Chapter One (A) -- Introduction -- Lecture Topics

• For some operating systems EFFICIENCY (mainframes and mini's) is the primary goal.
  
  
• In other cases the primary goal is CONVENIENCE to the user (Personal Computers).
  
  
• STABILITY is a goal to think about too.
  
  
• In still other cases a delicate balance between CONVENIENCE and EFFICIENCY is pretty important (workstations).
  
  
• OS as GOVERNMENT
  
  
• OS as RESOURCE ALLOCATOR -- this relates to the model of an OS as queueing system.
  
  
• OS as CONTROL PROGRAM
  
  
• It is not feasible to use computer hardware directly. Software is required to act as an intermediary between user and hardware. The OS can be viewed as a collection of services that are needed in common by all or most programs.
  
  
• It's important to realize that by learning about the history of operating systems, you get better at understanding current operating systems and the future of operatings systems. In other words, it's (probably) relevant to you the student to know about the history of operating systems.
  
  
• Important themes in OS development:
  
  
  • Interrelationship of hardware development with OS development
    
    
  • The manner in which the quest for greater CPU utilization drove the development of operating systems.
    
    
  
  
  
• Earliest operating systems were simple job-sequencers.
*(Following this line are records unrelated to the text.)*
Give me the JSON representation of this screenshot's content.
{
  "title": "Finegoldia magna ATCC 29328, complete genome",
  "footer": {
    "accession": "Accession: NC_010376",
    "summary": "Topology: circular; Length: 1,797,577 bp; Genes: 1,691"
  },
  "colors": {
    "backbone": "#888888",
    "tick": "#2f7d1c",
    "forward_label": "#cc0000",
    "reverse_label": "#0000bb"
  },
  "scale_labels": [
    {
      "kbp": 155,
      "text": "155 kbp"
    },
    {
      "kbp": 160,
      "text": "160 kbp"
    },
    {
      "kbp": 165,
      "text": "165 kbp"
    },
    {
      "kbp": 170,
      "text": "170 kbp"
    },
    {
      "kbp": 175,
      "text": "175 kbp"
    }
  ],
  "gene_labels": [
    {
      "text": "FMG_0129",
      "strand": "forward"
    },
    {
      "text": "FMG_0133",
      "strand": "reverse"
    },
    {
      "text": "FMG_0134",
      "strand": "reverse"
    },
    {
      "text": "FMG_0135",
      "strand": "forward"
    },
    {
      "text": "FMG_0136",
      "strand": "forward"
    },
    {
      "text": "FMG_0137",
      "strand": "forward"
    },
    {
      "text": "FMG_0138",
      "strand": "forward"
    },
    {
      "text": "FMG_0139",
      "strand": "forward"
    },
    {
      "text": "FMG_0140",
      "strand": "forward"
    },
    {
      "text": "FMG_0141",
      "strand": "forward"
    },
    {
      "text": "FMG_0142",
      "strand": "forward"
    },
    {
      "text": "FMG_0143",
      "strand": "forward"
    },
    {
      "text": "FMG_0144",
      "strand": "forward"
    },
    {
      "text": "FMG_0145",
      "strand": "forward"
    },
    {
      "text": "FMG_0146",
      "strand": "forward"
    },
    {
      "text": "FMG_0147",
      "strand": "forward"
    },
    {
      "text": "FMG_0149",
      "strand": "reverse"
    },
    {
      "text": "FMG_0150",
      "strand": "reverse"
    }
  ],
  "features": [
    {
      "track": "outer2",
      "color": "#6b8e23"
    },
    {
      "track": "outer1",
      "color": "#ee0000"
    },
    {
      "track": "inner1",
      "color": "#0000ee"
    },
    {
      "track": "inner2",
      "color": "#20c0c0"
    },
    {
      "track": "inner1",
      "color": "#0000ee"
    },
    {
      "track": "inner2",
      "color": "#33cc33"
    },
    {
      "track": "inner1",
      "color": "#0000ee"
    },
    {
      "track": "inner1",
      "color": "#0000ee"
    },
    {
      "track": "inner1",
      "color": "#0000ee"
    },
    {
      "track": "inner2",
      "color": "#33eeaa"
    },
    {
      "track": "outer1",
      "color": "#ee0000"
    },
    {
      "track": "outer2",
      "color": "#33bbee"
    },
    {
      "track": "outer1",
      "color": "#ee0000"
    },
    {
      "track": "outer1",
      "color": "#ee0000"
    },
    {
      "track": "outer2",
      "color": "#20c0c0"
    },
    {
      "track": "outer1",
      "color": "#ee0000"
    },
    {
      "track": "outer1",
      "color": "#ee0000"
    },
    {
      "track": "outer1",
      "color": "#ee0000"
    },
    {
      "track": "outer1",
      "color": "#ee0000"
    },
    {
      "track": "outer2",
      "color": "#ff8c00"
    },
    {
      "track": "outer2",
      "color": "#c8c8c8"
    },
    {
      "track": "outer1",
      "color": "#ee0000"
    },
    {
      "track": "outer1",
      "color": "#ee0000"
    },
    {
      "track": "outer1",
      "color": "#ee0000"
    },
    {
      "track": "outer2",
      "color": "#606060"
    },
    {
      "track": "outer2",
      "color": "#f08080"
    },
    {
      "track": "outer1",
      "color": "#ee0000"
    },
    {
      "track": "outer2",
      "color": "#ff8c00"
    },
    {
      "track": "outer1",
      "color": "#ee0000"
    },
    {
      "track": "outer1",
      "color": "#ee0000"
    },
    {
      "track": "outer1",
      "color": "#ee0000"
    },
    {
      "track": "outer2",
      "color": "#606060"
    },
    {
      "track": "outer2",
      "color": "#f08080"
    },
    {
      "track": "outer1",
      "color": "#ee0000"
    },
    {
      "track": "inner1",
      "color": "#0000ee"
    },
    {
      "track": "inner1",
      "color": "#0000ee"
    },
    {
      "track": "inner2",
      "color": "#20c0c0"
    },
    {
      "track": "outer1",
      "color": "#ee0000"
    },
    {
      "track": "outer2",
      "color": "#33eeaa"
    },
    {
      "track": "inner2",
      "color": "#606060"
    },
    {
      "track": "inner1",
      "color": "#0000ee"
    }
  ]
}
Batching reduced set-up time. Disk drives allowed for a job pool and more scheduling choices.
  
  
• Multiprogramming was development pushed into existence by the need for greater CPU utilization. A "QUANTUM LEAP" in sophistication of the OS was required -- e.g. context switching, memory management, scheduling, concurrency management.
  
  
• Time-sharing was a "natural" follow-on to multiprogramming that allowed a return to "interactive" computing.
  
  
• Time-sharing tends to make greater demands for swapping and virtual memory.
  
  
• Traditional time-sharing requires implementing a file system -- not the same as just the ability to write and read disk sectors.
  
  
• At first security and protection was a low priority for personal computers. Now that networked and multitasking personal computers are common, security and protection has become a high priority.
  
  
• Discuss how worms and viruses are rendered less powerful in environments where there is good file protection and secure separation of user privileges.
  
  
• Multiprocessor systems have hardware that offers certain advantages -- increased throughput; economy of scale through sharing of memory, peripherals, and power supplies; increased reliability; fault tolerance; and graceful degradation. However it is quite a challenge to design an operating system for a multiprocessor, especially a (desirable) completely symmetric system. "Virtually all modern operating systems ... now provide support for SMP."
  
  
• Many computers are now intended to remain connected to a network and function either primarily as servers or clients. Operating system designs have been adapted to optimize the performance of such computers -- network operating systems and distributed operating systems. This is an active area of operating system research today.
  
  
• Clustered systems are a form of redundancy that provides fault tolerance. Cluster technology is an area of active development.
  
  
• Operating systems for real-time applications have special requirements. "A real-time system has well-defined, fixed time constraints. Processing must be done within the defined constraints, or the system will fail." Keep in mind that "real-time" is not just about being able to do things quickly. Consider the requirements of a computing system that plays a video -- each frame is supposed to appear and disappear at a certain "objective" time -- a time as measured "out there" in the world of the audience. The system fails if it changes a frames too late or too soon.
  
  
• It is interesting to notice when the same OS problem "pops up" in different eras. Currently programmers for handheld computers are struggling to work with a very limited physical memory of perhaps as little as 512KB. This same problem was faced by programmers of the early mainframes, the early PC's, and embedded systems.
  
  
• Feature migration -- "... the features developed for a large mainframe system have moved to microcomputers over time.